As I have said in a number of different places on these boards, I believe that all denominations, including the Catholic Church have tried to define too much. Men want to know everything and feel that they have a right to know everything. If God has not clearly revealed something, men will subject it to their “reasoning” to come up with something to satisfy their desire to know everything. They then look for some foundation in the Scriptures to fit their reasoning or, in reverse, they will latch onto a passage and force their meaning into it, even if it means straining the passage and ignoring or explaining away others.
For example, many Protestants have done this with the “once saved always saved” doctrine. They want perfect assurance and find it by this doctrine. If someone falls away from Christ, they must fall back and say that they were never really saved. It may or may not be true, but even if it is true, to define it as a doctrine is dangerous. Protestants deny antinomianism but the doctrine can lead people to underestimate the value of works to their own detriment.
Catholics have also done this, in my view with some of the Marian doctrines. They may or may not be true. I am not arguing against their truth here, but even if they are true should they be defined as infallible truth that must be believed. For example, the perpetual virginity of Mary. One of the main reasons I have seen for this doctrine is that it would not be fitting that the womb that carried Jesus carry any other. That is applying reasoning to reach the desired conclusion. It then requires finding someway to explain away all the passages that refer to Jesus’ brothers. I believe that if it was a necessary belief that God would have made Scripture clearer on it and not used the term brother. After all God does not create confusion.
I believe that the Marian dogmas present a danger to believers.
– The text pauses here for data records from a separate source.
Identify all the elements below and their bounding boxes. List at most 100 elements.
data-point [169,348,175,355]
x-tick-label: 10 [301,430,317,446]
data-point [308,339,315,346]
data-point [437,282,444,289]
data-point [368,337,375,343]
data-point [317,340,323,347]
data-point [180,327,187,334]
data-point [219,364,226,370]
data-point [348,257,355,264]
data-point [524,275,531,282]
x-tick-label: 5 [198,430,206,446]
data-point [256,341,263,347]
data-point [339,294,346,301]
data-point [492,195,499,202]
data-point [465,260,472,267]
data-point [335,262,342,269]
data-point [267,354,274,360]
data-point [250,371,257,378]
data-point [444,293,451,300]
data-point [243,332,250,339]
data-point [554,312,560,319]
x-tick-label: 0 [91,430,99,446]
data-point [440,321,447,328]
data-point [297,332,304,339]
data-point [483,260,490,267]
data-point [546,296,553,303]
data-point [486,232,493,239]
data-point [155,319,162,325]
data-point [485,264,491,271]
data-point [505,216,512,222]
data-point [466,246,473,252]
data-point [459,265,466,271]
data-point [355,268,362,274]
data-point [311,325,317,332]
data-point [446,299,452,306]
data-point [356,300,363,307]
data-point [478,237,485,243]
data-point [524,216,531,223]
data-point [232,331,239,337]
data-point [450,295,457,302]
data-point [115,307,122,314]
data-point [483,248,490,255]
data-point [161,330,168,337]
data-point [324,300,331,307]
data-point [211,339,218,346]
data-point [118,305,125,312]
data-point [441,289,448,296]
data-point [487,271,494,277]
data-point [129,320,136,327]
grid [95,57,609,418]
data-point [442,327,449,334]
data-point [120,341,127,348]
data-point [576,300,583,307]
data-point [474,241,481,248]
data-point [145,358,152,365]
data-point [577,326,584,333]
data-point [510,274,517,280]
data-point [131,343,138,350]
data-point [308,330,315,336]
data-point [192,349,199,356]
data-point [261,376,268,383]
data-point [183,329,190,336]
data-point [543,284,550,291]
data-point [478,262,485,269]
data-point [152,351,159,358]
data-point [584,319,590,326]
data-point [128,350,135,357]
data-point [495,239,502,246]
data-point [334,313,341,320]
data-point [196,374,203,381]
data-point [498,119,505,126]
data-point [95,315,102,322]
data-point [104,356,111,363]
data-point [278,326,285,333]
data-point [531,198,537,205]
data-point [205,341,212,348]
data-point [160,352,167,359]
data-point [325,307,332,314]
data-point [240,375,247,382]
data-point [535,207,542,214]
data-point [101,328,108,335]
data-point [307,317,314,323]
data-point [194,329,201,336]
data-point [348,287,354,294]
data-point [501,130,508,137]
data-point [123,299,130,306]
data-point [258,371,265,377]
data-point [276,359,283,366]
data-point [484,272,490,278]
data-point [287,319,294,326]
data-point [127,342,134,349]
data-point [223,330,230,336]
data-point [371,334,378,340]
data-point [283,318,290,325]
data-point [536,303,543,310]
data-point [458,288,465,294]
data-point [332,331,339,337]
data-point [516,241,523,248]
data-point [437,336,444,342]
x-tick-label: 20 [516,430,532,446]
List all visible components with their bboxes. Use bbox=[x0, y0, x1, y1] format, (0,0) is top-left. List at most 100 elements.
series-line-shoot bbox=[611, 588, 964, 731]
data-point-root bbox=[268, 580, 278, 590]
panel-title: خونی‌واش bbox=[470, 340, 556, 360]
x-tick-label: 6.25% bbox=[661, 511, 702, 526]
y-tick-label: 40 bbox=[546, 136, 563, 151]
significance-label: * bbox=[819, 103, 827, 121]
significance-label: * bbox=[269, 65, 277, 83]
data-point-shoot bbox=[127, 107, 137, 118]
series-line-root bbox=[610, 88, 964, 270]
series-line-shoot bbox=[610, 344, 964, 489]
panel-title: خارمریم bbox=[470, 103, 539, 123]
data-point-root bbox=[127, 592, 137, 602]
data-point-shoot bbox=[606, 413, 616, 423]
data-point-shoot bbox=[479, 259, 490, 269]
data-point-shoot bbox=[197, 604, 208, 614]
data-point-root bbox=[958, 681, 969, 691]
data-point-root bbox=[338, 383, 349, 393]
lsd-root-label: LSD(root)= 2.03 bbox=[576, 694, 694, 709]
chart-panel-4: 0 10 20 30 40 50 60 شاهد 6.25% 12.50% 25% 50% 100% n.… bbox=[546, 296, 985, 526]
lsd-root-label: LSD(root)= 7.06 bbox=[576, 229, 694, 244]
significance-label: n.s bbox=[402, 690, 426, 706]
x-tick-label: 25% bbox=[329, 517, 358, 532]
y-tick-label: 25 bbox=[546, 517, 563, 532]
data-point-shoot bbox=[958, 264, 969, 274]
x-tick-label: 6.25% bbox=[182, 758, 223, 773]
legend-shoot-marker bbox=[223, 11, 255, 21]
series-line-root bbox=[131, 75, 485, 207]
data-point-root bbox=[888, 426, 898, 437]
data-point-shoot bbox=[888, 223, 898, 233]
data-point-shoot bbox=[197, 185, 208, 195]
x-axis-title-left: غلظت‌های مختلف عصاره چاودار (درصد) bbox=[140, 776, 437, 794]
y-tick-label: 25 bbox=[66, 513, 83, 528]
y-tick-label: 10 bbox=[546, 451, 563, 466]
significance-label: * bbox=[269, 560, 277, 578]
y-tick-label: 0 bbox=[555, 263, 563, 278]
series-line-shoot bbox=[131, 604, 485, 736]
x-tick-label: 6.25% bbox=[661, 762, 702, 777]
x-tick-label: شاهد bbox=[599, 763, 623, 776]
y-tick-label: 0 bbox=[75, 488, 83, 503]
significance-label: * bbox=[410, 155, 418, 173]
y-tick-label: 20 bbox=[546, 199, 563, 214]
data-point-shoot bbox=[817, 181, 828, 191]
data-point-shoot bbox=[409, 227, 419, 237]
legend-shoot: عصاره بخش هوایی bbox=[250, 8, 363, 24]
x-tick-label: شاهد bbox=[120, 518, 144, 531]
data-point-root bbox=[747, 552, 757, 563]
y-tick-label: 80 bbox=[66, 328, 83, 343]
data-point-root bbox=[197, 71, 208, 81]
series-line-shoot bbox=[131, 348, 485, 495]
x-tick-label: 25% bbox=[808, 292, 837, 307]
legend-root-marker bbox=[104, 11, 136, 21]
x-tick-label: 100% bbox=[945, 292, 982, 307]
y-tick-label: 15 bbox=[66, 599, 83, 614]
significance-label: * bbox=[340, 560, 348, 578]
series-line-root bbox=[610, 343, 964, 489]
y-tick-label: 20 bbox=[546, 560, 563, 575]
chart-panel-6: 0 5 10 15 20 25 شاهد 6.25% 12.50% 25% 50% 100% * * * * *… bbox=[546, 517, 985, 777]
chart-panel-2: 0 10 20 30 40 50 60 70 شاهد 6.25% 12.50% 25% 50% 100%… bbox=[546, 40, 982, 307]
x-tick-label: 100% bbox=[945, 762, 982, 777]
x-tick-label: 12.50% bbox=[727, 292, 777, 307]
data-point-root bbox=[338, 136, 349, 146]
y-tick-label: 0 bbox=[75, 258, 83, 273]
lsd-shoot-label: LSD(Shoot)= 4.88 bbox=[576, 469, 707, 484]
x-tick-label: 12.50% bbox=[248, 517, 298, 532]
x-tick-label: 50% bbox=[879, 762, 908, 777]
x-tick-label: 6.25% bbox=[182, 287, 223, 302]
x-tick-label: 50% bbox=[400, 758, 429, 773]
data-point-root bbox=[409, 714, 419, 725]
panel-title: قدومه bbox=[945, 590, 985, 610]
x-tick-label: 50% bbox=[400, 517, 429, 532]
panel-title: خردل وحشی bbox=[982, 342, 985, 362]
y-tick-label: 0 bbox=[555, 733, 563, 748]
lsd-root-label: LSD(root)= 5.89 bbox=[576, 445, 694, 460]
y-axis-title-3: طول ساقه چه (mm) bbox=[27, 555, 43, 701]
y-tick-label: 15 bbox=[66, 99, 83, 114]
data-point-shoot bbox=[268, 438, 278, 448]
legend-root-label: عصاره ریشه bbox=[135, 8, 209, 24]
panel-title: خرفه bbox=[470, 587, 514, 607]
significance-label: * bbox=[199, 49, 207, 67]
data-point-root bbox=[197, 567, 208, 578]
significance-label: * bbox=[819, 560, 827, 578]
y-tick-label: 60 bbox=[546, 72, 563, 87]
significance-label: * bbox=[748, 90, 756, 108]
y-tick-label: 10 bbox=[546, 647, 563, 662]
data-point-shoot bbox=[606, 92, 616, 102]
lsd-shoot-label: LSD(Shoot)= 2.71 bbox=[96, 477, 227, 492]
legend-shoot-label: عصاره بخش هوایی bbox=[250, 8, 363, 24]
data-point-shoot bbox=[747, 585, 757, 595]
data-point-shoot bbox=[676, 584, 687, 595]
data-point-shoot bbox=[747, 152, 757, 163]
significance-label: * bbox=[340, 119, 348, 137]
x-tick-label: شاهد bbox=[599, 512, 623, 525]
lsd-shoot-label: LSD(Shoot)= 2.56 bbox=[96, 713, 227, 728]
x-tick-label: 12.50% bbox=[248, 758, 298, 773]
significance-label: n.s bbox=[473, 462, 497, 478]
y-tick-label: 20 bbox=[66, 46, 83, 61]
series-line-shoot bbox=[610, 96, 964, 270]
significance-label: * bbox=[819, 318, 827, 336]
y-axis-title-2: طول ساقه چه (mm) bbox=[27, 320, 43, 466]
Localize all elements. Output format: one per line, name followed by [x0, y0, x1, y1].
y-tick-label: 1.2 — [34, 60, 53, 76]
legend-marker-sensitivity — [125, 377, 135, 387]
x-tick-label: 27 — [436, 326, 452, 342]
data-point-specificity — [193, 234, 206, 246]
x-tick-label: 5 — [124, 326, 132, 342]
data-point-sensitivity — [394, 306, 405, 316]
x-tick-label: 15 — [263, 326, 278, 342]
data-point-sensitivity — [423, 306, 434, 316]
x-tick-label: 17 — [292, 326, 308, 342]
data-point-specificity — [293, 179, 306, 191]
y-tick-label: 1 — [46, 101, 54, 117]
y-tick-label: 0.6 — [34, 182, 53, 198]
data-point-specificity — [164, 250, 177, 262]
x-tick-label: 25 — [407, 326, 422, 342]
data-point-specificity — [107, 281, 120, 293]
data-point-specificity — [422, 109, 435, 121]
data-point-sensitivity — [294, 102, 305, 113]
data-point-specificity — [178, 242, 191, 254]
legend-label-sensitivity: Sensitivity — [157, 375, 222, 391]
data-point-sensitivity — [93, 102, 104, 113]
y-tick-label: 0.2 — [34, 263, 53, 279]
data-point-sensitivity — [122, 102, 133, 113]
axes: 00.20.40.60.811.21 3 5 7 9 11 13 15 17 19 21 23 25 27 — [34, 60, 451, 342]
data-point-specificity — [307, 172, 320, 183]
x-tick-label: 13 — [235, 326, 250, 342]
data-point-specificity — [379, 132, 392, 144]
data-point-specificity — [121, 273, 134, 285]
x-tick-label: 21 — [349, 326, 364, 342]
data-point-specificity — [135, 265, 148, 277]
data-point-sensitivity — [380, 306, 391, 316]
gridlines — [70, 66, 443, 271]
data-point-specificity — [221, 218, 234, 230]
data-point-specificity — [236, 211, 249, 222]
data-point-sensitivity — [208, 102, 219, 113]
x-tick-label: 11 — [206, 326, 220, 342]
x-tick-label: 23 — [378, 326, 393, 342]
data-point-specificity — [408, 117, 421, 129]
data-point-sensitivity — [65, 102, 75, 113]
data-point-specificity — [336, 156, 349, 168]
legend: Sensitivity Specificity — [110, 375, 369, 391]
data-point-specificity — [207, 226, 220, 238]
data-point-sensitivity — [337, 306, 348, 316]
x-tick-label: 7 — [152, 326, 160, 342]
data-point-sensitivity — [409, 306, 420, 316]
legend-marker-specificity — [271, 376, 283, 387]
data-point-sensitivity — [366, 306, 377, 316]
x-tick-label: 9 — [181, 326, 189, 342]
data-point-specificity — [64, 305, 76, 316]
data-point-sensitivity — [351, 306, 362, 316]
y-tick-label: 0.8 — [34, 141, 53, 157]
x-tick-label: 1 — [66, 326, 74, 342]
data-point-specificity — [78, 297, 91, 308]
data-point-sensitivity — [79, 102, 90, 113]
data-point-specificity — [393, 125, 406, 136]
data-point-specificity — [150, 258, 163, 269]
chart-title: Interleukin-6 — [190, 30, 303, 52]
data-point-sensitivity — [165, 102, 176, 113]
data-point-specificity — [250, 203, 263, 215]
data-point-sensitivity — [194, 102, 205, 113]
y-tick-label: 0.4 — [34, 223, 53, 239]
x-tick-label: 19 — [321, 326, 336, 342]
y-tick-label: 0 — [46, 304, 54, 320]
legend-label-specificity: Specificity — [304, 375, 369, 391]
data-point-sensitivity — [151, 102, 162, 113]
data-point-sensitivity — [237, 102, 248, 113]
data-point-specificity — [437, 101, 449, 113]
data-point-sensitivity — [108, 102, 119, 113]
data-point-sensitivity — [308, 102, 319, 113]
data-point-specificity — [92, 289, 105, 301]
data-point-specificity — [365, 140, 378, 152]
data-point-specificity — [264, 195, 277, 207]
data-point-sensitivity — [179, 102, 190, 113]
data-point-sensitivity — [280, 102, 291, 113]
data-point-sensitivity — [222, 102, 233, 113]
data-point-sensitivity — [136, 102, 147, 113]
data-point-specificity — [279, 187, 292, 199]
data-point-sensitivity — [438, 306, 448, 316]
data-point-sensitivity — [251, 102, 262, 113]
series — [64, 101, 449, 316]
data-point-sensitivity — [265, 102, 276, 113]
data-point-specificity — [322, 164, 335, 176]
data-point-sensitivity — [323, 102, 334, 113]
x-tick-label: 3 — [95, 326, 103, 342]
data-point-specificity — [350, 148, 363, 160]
I know that Catholic Church says that they do not worship Mary and I know that Catholics honestly believe that they don’t. But there is the risk that declaring too much about Mary will cause some people, even if they don’t intend it, to cross the line and turn veneration into worship. They may not intend to do this but “a rose by any other name would smell as sweet”. It may not be called or thought of as worship but if it actually amounts to it then the believer is hurt to their detriment. As Hebrews says, the old sacrifices were for sins committed in ignorance, so intention does not necessarily change something from being wrong.
Since I have said that I don’t think that the Catholic Church ever stopped being Christian, it goes without saying that Luther did not restore Christianity. He tried to correct some errors in the Church, but because the Church could not admit error, it ended up in a new denomination being created. This is not to say that Luther, or other Reformers, did not make errors. Again as humans they make mistakes by trying to define to much. Calvin tried to define everything and ended up creating a system where everything is robot-like in operation. He corrected some errors but introduced others.
There have been ongoing splits since the Reformation for a number of reasons. One is that Protestants do not believe their leaders to be infallible. If they find error and cannot change the denomination they may split. Even if they correct the error they may introduce new ones. There are also splits because of human pride and the desire to know, define and explain everything. Someone tries to explain or know something, comes up with the conclusion and then a split occurs.